As far as the government monitoring this information, they won’t unless it’s a health issue or a disease outbreak. Then they have the right to go into that information database just for that individual animal and then trace back to identify from which premises it originated. That’s the way animal ID works. As far as confidentiality for tax purposes, the IRS won’t ever monitor these records. No feedlot, no packer, no one can monitor where that calf came from other than that owner-producer.

CFN:

Since it is proclaimed to be a consumer necessity - will the consumers pay for this ID program or will it be tacked on to the cattle producer’s expenses?

Mr. Queen:

We don’t want the government to pay for the ID program. Once we demand that they pay for it, it ceases to be confidential. It becomes a government project and that’s what we’re trying not to have. I can’t tell you that the producer’s not going to pay for part of it and I can’t tell you that the consumer’s not going to pay for part of it. I think that both of them will pay a percentage of the cost.
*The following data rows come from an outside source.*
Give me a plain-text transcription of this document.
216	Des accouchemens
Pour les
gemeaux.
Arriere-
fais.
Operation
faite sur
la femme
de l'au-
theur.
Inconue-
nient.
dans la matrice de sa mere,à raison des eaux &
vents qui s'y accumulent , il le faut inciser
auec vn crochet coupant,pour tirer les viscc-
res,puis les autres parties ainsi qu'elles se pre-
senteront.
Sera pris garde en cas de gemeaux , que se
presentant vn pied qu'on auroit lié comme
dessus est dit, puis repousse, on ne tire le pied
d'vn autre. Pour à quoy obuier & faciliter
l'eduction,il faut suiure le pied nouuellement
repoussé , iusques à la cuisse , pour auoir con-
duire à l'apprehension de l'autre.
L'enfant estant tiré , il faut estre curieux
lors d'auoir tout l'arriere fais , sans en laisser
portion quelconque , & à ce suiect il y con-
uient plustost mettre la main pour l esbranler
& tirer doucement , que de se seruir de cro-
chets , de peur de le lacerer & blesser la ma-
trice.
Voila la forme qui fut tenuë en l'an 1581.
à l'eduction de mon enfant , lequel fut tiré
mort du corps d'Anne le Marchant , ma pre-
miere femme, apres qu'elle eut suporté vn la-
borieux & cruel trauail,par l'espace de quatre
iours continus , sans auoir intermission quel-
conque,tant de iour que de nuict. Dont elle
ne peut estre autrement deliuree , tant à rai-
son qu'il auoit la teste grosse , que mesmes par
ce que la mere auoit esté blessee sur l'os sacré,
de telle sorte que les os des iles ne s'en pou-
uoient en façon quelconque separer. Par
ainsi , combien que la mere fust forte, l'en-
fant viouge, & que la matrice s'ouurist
I think that the only cost for the producer will be the identification button and whatever the minimal amount of labor involved. Now, the infrastructure within the sale barns will change. Will they absorb this cost? No. They’ll pass it back to the producer a few pennies at a time. Every cost, whether it’s making a cow or making an automobile, will be passed back to where the demand began. The consumer will pay for some of this because they’re the one demanding that it be implemented. The cost that anyone has to pay won’t be enough to detrimentally affect the beef industry. McDonald’s will share, Burger King will share, feed yards will share but, eventually, it will be paid for.